Reggio Emilia rende omaggio a uno dei suoi figli più illustri adottivi con una mostra che va oltre il semplice tributo. Dal 18 aprile al 18 ottobre, lo Spazio Gerra ospita “Francesco Guccini. Canterò soltanto il tempo”, un progetto espositivo che intreccia parole, immagini e suoni per restituire la complessità di un artista che ha segnato profondamente la cultura italiana. L’iniziativa, inserita nel programma di Fotografia Europea dedicato al tema dei “fantasmi”, nasce da un lungo dialogo con il cantautore modenese, classe 1940. Un confronto sviluppato nell’arco di tre anni, durante i quali Guccini ha condiviso pensieri, ricordi e riflessioni, contribuendo in prima persona alla costruzione del percorso.

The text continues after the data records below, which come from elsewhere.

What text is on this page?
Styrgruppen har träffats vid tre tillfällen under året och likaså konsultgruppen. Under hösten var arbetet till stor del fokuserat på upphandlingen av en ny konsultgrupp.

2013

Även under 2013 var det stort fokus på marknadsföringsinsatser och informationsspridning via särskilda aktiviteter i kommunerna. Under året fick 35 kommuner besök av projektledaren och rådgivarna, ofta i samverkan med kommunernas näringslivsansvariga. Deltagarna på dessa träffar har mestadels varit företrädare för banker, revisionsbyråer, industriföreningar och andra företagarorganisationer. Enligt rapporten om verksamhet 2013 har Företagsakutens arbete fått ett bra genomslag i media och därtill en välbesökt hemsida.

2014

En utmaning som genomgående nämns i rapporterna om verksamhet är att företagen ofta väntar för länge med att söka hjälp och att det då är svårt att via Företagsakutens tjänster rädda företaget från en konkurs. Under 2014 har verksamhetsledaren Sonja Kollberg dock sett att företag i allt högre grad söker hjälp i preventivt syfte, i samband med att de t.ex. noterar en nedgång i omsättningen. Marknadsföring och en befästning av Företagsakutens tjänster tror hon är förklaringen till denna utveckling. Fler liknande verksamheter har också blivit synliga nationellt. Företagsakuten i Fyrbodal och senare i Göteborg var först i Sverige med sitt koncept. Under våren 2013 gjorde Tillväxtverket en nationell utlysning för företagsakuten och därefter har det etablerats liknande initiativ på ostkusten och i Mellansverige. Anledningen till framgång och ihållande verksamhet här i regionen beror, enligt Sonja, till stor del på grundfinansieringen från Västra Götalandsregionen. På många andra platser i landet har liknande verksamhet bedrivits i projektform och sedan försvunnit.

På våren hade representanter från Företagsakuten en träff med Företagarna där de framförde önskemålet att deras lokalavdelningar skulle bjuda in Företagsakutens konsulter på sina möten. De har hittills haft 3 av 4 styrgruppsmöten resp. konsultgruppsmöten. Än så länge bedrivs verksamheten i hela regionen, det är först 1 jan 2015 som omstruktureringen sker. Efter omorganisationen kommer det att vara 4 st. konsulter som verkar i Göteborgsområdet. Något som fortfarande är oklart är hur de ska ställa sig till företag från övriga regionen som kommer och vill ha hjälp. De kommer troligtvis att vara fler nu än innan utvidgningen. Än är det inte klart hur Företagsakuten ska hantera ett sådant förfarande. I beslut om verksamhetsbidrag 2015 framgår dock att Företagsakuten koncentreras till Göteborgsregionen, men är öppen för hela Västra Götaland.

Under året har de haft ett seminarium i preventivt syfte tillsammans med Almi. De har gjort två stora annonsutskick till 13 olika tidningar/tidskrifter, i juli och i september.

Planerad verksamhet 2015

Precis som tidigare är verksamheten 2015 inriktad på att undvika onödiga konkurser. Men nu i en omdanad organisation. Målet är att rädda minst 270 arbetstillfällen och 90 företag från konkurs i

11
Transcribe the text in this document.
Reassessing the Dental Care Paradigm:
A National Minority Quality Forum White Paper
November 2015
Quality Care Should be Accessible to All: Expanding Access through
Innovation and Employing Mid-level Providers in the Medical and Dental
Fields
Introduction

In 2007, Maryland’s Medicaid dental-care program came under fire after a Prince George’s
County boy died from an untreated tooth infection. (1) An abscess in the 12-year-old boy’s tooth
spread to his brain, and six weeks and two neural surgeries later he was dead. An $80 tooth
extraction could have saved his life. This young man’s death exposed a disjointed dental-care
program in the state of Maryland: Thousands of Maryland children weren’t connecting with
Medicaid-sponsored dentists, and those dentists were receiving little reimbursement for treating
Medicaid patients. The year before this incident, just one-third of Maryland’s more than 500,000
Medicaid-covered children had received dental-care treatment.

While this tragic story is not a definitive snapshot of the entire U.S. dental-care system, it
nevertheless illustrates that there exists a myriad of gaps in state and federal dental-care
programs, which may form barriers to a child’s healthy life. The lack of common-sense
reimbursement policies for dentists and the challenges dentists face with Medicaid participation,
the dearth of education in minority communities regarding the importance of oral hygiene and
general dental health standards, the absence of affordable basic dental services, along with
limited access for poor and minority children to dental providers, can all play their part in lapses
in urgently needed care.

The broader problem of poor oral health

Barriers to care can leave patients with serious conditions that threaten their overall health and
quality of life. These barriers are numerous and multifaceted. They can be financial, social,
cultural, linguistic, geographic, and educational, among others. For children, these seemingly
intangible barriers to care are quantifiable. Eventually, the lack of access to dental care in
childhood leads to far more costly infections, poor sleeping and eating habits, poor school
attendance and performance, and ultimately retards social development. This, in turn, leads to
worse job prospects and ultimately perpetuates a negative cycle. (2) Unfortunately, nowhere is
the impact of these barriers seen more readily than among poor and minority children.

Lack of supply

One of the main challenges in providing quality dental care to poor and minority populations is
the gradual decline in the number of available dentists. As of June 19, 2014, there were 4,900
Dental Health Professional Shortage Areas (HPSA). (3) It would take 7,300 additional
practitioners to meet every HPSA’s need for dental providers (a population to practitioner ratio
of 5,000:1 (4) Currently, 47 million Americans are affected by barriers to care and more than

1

Francesco Guccini (©Francesco Guccini)
Una mostra che rifiuta la celebrazione
Lontana da intenti celebrativi o da una ricostruzione cronologica esaustiva, l’esposizione si propone come un viaggio intimo e multisensoriale. I curatori Stefania Carretti, Lorenzo Immovilli ed Erika Profumieri hanno scelto di evitare una narrazione tradizionale, privilegiando invece una struttura che restituisce la natura sfaccettata della produzione gucciniana. Al centro non c’è solo la musica, ma un universo creativo più ampio, dove la memoria assume un ruolo fondamentale. Non nostalgia, ma uno strumento per rileggere il passato e trasformarlo in esperienza viva. Un approccio che riflette pienamente la poetica dell’artista.
Nove stanze per raccontare una vita
Il percorso si sviluppa attraverso nove ambienti distribuiti su quattro piani, per un totale di circa 350 metri quadrati. Cuore pulsante dell’allestimento è la voce di Guccini, protagonista di una serie di dialoghi ascoltabili in cuffia. In questi interventi, il cantautore affronta temi centrali come l’esistenza, le radici, l’amicizia, l’impegno e le relazioni. Da queste riflessioni emergono naturalmente alcune delle sue canzoni più significative, tra cui “Libera nos Domine”, “Incontro”, “La canzone della bambina portoghese”, “Vorrei” e “Van Loon”.

Francesco Guccini (©Francesco Guccini)
Tra manoscritti e oggetti personali
Uno degli aspetti più affascinanti della mostra è la possibilità di avvicinarsi al processo creativo di Guccini. Tra i materiali esposti figurano manoscritti originali, provenienti dalla sua casa di Pavana, che testimoniano un modo di scrivere diretto e istintivo. Le canzoni, spesso annotate su fogli di fortuna o sul retro di buste, nascono di getto, con poche correzioni. Un metodo che contrasta con quello adottato per i romanzi, elaborati invece al computer attraverso un lavoro più lungo e riflessivo. Accanto ai testi, trovano spazio oggetti personali e volumi della sua biblioteca, utili a comprendere le influenze culturali che hanno accompagnato il suo percorso artistico.
Immagini, fumetti e nuove produzioni
La dimensione visiva gioca un ruolo altrettanto centrale. La mostra propone illustrazioni ispirate alle canzoni di Guccini, realizzate da artisti che reinterpretano il suo immaginario. Non è un caso: il cantautore ha sempre coltivato una passione per il fumetto, stringendo rapporti con figure come Andrea Pazienza, Sergio Staino e Milo Manara. Completano il percorso due progetti fotografici inediti. “Zeitraum” di Kai-Uwe Schulte-Bunert esplora il tempo attraverso immagini di ingranaggi e componenti di orologi, mentre “Pavana e ricordi” di Paolo Simonazzi racconta i luoghi simbolo della vita di Guccini, tra Bologna e l’Appennino.